L'appel lancé récemment par le président de la République à "rebâtir une forêt différente" trouve un écho particulier auprès de France Bois Forêt. Pour l'interprofession, cette nouvelle génération de forêts devra être pensée pour mieux résister aux sécheresses, aux ravageurs, aux maladies, mais aussi aux incendies qui se multiplient sous l'effet du changement climatique.
Cette adaptation passe notamment par le renforcement des équipements de défense des forêts contre les incendies, l'aménagement de pare-feu plus efficaces, le débroussaillement autour des habitations et une meilleure prise en compte du risque dans les politiques d'aménagement. L'organisation plaide également pour une simplification des obligations légales de débroussaillement, afin d'accélérer leur mise en œuvre. Elle rappelle enfin que près de neuf incendies sur dix sont d'origine humaine, soulignant l'importance des actions de sensibilisation auprès du grand public.
Pour Anne Duisabeau, présidente de France Bois Forêt, la reconstruction ne pourra pas se résumer à replanter quelques arbres. "Les incendies que connaît notre pays sont un choc pour l'ensemble de la filière", rappelle-t-elle, en saluant le professionnalisme des entreprises forestières venues en appui des services de secours. Mais, insiste-t-elle, "cette épreuve nous rappelle aussi une responsabilité collective : reconstituer, mais aussi constituer des forêts capables de résister aux conditions climatiques de demain".

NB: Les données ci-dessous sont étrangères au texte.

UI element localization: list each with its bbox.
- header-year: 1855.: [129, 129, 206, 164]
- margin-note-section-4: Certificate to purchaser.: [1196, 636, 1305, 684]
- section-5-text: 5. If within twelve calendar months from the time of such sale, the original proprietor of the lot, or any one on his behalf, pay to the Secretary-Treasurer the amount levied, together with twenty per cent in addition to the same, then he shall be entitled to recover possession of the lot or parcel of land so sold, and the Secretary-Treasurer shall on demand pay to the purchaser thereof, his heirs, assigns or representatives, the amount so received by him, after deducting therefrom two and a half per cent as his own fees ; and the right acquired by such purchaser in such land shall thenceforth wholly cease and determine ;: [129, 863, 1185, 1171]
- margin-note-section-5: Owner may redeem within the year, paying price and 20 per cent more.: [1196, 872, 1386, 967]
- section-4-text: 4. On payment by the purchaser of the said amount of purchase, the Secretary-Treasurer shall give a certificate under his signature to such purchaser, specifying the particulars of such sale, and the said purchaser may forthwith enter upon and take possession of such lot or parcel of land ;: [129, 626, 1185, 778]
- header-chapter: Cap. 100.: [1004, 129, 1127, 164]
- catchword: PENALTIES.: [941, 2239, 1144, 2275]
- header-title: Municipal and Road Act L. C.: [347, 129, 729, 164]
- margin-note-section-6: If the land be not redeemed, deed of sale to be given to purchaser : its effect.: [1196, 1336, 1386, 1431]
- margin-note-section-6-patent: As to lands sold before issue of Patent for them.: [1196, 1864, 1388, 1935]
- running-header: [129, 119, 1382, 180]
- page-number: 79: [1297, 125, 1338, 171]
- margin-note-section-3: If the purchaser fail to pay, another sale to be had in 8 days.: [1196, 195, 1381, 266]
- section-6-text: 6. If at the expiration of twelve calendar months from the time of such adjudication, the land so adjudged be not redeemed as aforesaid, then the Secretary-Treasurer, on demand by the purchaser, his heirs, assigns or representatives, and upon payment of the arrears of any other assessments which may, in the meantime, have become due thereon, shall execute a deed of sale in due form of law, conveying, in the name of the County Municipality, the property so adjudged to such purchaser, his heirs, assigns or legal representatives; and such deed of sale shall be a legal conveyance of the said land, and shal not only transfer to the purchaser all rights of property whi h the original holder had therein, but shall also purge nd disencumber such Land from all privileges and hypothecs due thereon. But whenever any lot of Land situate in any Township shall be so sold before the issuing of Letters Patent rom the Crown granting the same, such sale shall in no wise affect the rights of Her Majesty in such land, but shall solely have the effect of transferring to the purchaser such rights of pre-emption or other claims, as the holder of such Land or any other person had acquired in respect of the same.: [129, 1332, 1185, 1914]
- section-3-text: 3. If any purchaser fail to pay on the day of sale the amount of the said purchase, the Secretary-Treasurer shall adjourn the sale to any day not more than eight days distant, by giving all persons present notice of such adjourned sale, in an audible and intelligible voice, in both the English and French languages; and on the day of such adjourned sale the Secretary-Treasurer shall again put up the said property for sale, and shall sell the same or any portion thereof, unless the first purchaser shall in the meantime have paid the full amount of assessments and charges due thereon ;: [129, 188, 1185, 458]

La présidente rappelle qu'une forêt "ne se rebâtit pas en une saison". Avant les premières plantations viennent les diagnostics sanitaires, l'évaluation des dégâts, l'analyse des sols ou encore la valorisation des bois encore exploitables. Un travail qui nécessite des investissements durables dans la recherche, l'innovation, la production de plants, la prévention et la modernisation de la filière. Autant de leviers jugés indispensables pour permettre aux forêts françaises de continuer à stocker du carbone, préserver la biodiversité et fournir durablement la ressource en bois dont le pays a besoin.
Le SAVIEZ-VOUS ?-
Créée en 2004 sous l'égide du ministère de l'Agriculture, France Bois Forêt est l'interprofession nationale de la filière forêt-bois. Elle rassemble 24 organisations professionnelles représentant l'ensemble des métiers de la forêt et du bois, des propriétaires forestiers aux industriels de la transformation. Sa mission est de financer et de coordonner des actions collectives en faveur de la recherche, de l'innovation, de la communication et du développement de la filière. Interlocutrice des pouvoirs publics, elle intervient également sur les grands enjeux liés à la gestion durable des forêts, au renouvellement des peuplements, à la prévention des risques et à l'adaptation des massifs forestiers au changement climatique.